«Abbiamo letto con grande attenzione la memoria presentata dall’Ispra in occasione dell’audizione svoltasi questa mattina alla Commissione Agricoltura della Camera. Siamo molto sorpresi dal fatto che, secondo l’Istituto, “in alcuni contesti la prevenzione può contribuire a mitigare i danni”». Così l’Ente Nazionale Protezione Animali, che prosegue: «Infatti, la formula utilizzata davanti ai deputati esprime un compromesso al ribasso che, tuttavia, contraddice quanto scritto dallo stesso Istituto non più tardi di 10 giorni fa, in occasione della presentazione dell’indagine sulla gestione del cinghiale in Italia nel periodo 2015-2021». In quella circostanza l’Ispra sottolineava l’opportunità di integrare gli indirizzi fin qui seguiti, con interventi di prevenzione dei danni e di contenimento delle popolazioni, basati sulle più aggiornate conoscenze scientifiche. La contraddizione è evidente: in un caso l’Istituto inquadra la prevenzione come perno della strategia di riduzione dei danni, nell’altro lo riduce a elemento puramente accessorio.

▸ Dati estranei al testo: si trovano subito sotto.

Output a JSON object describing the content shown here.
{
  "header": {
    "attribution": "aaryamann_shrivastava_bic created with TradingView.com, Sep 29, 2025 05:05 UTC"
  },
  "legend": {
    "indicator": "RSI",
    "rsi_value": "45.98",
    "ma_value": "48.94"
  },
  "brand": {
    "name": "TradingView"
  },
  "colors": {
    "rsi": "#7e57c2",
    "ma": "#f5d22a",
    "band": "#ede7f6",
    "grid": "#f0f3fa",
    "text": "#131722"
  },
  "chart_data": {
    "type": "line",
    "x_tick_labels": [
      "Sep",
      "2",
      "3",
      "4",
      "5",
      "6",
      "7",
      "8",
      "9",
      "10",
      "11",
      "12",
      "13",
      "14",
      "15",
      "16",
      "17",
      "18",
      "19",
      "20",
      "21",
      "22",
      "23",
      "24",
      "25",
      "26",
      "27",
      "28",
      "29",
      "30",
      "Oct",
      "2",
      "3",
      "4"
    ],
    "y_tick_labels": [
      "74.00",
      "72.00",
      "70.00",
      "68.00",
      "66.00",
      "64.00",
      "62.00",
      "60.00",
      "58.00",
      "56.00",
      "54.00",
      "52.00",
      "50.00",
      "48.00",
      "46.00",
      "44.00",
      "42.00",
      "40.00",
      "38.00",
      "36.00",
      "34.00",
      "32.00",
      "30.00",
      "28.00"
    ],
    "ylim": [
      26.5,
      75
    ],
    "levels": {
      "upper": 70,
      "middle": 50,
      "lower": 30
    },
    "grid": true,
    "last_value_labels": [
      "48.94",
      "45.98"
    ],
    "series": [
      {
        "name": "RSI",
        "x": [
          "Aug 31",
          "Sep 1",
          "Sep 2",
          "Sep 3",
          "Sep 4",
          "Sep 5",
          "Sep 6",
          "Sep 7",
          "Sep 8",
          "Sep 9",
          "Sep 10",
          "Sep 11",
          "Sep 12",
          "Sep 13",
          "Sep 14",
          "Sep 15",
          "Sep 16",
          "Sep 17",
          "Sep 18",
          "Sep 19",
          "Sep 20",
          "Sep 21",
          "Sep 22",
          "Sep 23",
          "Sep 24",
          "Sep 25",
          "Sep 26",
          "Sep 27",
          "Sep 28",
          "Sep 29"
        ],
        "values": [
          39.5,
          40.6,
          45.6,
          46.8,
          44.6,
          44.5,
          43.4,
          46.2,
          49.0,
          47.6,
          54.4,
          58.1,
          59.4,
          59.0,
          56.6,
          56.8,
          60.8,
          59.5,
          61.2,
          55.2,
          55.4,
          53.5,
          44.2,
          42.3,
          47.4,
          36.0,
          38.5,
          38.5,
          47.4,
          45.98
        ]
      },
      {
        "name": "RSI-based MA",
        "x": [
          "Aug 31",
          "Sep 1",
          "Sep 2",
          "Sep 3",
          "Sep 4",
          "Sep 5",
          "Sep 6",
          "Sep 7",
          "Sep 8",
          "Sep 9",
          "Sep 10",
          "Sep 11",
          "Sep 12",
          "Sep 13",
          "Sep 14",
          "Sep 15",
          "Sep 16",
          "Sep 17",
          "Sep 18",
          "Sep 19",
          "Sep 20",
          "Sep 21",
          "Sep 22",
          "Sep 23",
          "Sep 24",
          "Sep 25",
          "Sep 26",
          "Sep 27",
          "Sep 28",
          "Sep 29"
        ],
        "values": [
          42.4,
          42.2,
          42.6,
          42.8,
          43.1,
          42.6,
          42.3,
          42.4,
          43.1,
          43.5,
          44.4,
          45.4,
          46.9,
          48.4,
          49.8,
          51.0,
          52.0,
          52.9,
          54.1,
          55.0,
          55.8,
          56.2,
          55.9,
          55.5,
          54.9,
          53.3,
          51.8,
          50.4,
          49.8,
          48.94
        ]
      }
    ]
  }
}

Peraltro, è opportuno ricordare che in passato l’ISPRA ha sempre sostenuto la necessità di puntare sui metodi ecologici di prevenzione (non solo per i cinghiali), prendendo chiaramente posizione contro alcune tipologie di caccia, come quella in braccata, definite del tutto inutili ai fini del contenimento demografico dei cinghiali.
In realtà, secondo Enpa, la posizione pur contraddittoria espressa dall’Istituto non cambia i termini della questione. Tra il 2015 e il 2021 – si legge nella memoria ISPRA – le uccisioni annuali di cinghiali hanno registrato un incremento del 45% (per un totale di 2 milioni di esemplari abbattuti nei sette anni), ma la popolazione, così come i presunti danni all’agricoltura, non solo non sono diminuiti ma sono addirittura aumentati. I danni, in particolare, sono passati dai 16,7 milioni del 2015 ai 18,7 milioni del 2021 mentre il numero complessivo di esemplari avrebbe superato quota 1,5 milioni. «Dunque – conclude l’Ente Nazionale Protezione Animali – è evidente che la strada fin qui percorsa, quella delle uccisioni, è del tutto inutile. E che probabilmente è giunto il momento di cambiare strategia, puntando, malgrado le contraddizioni dell’Istituto, proprio sulla prevenzione».